The Holy One calls to me this morning. As I open my eyes to a new day, I can sense that "fear" is about to speak and Holiness is watching like a coach to see how I will handle the next few minutes on the clock. Anxiety is a vexing sensation that can plague the most reasonable person with all there is to fear in this chaotic world.
I have been taught that fear and faith cannot co-habitate so the next little while may, in fact, determine where I will spend my day or even longer in fellowship depending on how I respond to the threat.
My coach speaks into the fear charged atmosphere and I hear his calming voice say, "fear is only a temptation, not part of who you are".
At that moment, the Holy One lifts me up and out of the grip of that evil one trying to impact my mind. I know the fruit of the Holy Spirit is peace and I call out for Him to flood my mind with it now.
My Lord is faithful, and I can feel the warmth of his presence as my flare prayer is answered. But what is the much more to be gleaned and applied from the lesson today?
The Holy One takes me back to His word and all the times He says, "do not fear", "fear not", "be anxious for nothing".
Of all the sins we might fall victim to, fear is one that offers no satisfaction to our flesh. There is simply no "perk" to fear and so I wonder why I am so tempted to go with it. The Holy One begins to explain: "Threats of harm are part of the human experience".
A little fish in a big pond can make for a harrowing existence for the little fish, but in reality, my Heavenly Father owns the pond and has arranged for and sustains my life within it.
As I wait upon the Lord for more input, I am guided by my Counselor within to Proverbs 29:25, "Fear of man will prove to be a snare. But whoever trusts in the Lord will be kept safe".
Then the light goes on. I see how fear of anything apart from the "fear" of the Lord is a snare. Fear sets up the trap for my flesh to react in "sin". Fear of man and what man can do to me in any given situation creates the setting for the sin in me to take center stage.
I am beginning to "get" what the Holy One is showing me. Fear of failure can cause me to seek ungodly ways to succeed. Fear of poverty can cause me to seek ungodly ways to make money and thereby make money an idol. Fear of rejection can cause me to seek ungodly ways to be accepted. Fear of losing control can cause me to seek ungodly ways of asserting control. And to the big one mentioned, "fear of man" and ultimately fear of harm can cause me to seek ungodly ways to self-protect leading me to anger, bitterness, rage and even murder.
The examples keep rolling through my mind that confirm the truth I have just been given. I have always seen fear as the sin rather than understanding that fear is the temptation and sin is the action that follows.

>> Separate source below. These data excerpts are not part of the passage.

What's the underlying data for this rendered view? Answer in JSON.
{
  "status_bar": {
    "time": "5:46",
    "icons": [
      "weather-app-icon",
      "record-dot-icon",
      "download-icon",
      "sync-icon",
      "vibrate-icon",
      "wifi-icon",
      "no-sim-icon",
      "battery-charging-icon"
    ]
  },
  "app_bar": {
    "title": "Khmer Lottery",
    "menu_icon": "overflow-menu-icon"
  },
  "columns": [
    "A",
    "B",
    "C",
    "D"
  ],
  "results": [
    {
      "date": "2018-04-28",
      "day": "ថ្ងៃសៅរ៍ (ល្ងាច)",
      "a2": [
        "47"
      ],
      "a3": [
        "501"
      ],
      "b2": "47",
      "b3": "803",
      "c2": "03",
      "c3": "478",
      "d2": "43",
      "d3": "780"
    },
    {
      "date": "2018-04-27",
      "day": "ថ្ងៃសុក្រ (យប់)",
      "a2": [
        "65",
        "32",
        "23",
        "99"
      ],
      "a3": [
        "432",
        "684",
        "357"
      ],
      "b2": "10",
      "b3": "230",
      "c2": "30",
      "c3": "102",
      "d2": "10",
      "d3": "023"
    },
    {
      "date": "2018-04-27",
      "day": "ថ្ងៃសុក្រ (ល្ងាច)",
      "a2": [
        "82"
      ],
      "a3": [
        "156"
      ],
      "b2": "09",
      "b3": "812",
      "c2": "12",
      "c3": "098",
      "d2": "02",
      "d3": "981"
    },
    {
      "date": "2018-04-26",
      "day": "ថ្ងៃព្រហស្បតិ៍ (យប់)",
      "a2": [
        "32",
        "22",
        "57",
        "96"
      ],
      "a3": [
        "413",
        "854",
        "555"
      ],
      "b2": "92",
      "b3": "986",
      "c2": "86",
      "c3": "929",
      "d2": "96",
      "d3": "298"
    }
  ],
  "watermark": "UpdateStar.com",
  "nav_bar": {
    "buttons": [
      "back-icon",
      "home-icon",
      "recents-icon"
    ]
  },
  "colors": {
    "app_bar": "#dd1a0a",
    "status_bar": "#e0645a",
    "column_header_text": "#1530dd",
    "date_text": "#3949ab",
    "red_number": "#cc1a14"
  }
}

Fear is a snare that can lead me to unbelief, and to question God's Sovereign authority. I see how fear is a game the enemy has always played with my mind. But today, I have come to realize that I do not have to keep playing fear's game. I can avoid the trap that fear sets up for my flesh.
Fear, like any other temptation in life, involves a choice and decision on the part of my free will: to yield to it or reject it. Temptation to fear is not sin in and of itself, but rather a snare that tempts me to take the sin bait therein.
The enemy will not tell you that you have a choice, but the Holy One does. Following His lead and His wisdom, I know I can and must choose to reject the enemy's fear and bypass the snare that it is.
"Whoever trusts in the Lord is kept safe."
I have come to know that spoken words are a powerful and creative force in the atmosphere of life. I have begun to grasp and apply the principle behind God's word that says, "The power of life and death is in the tongue". So I make my verbal declarations into the unseen realm where things that touch my life and circumstances originate, not in fear, but in faith that God will rescue.
I declare that God's Word is true and I am safe! His great peace now reigns in my mind.
I sense that there is a big smile on the face of my Counselor today and I can feel it on my face as well.
The Spirit is calling. Can you hear Him?